I'm working with an artificially generated dataset that is separated by many sharp corners. As an example, imagine an H-shape in a 3D (or higher-dimensional) space. Points within the H are positive, points outside are negative. In my application, many new points will be generated at runtime. I would like to classify them as being inside the H-shape or not.
I currently do an exact check for these points using standard collision detection methods, but since this is proving expensive I would like to do much faster classification at the expense of some accuracy. For instance, 90-95% correct classifications at an order of magnitude or more faster speed than exact checking is ideal for me.
I'm using an SVM with the radial basis function (RBF) kernel since my dataset is not linearly separable in the original space. I've trained it using grid-search on the parameters gamma and nu, with 3-fold cross validation, varying both the range and granularity of the search. However, the best I can do is about 80-85% accuracy, and a running time of 6-10s for 100,000 new datapoints, which is about the same time as it takes to do the exact check.
Where am I going wrong?
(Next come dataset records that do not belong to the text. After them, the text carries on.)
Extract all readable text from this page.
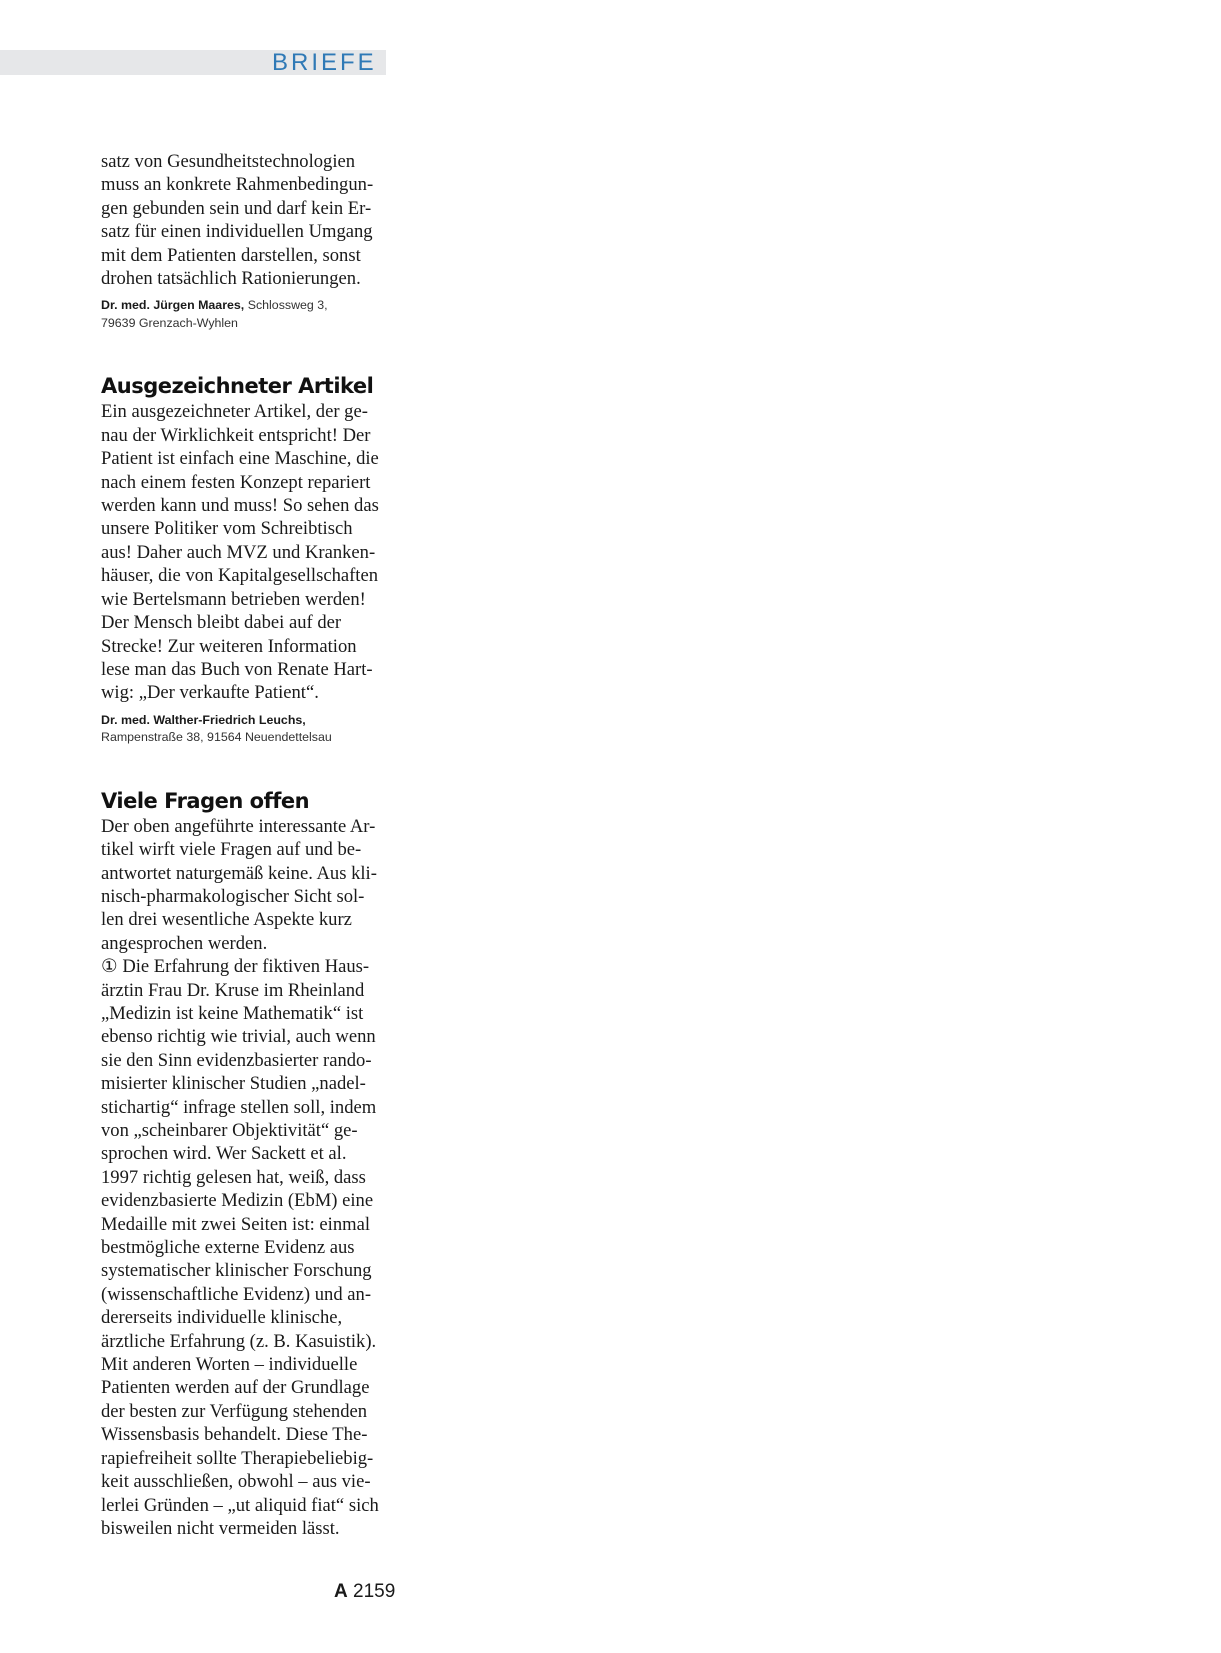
BRIEFE
satz von Gesundheitstechnologien
muss an konkrete Rahmenbedingun-
gen gebunden sein und darf kein Er-
satz für einen individuellen Umgang
mit dem Patienten darstellen, sonst
drohen tatsächlich Rationierungen.
Dr. med. Jürgen Maares, Schlossweg 3,
79639 Grenzach-Wyhlen
Ausgezeichneter Artikel
Ein ausgezeichneter Artikel, der ge-
nau der Wirklichkeit entspricht! Der
Patient ist einfach eine Maschine, die
nach einem festen Konzept repariert
werden kann und muss! So sehen das
unsere Politiker vom Schreibtisch
aus! Daher auch MVZ und Kranken-
häuser, die von Kapitalgesellschaften
wie Bertelsmann betrieben werden!
Der Mensch bleibt dabei auf der
Strecke! Zur weiteren Information
lese man das Buch von Renate Hart-
wig: „Der verkaufte Patient“.
Dr. med. Walther-Friedrich Leuchs,
Rampenstraße 38, 91564 Neuendettelsau
Viele Fragen offen
Der oben angeführte interessante Ar-
tikel wirft viele Fragen auf und be-
antwortet naturgemäß keine. Aus kli-
nisch-pharmakologischer Sicht sol-
len drei wesentliche Aspekte kurz
angesprochen werden.
① Die Erfahrung der fiktiven Haus-
ärztin Frau Dr. Kruse im Rheinland
„Medizin ist keine Mathematik“ ist
ebenso richtig wie trivial, auch wenn
sie den Sinn evidenzbasierter rando-
misierter klinischer Studien „nadel-
stichartig“ infrage stellen soll, indem
von „scheinbarer Objektivität“ ge-
sprochen wird. Wer Sackett et al.
1997 richtig gelesen hat, weiß, dass
evidenzbasierte Medizin (EbM) eine
Medaille mit zwei Seiten ist: einmal
bestmögliche externe Evidenz aus
systematischer klinischer Forschung
(wissenschaftliche Evidenz) und an-
dererseits individuelle klinische,
ärztliche Erfahrung (z. B. Kasuistik).
Mit anderen Worten – individuelle
Patienten werden auf der Grundlage
der besten zur Verfügung stehenden
Wissensbasis behandelt. Diese The-
rapiefreiheit sollte Therapiebeliebig-
keit ausschließen, obwohl – aus vie-
lerlei Gründen – „ut aliquid fiat“ sich
bisweilen nicht vermeiden lässt.
A 2159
I particularly suspect that the RBF is poor at handling sharp corners (e.g. the H-shape that I described, whose boundary separates positive and negative points). Should I be using a different kernel that is more suited to these parameters? Should I use some combination of kernels? Should I do some form of region decomposition, and train separate kernels for each region? Should I be using a different ML approach (e.g. neural networks) instead?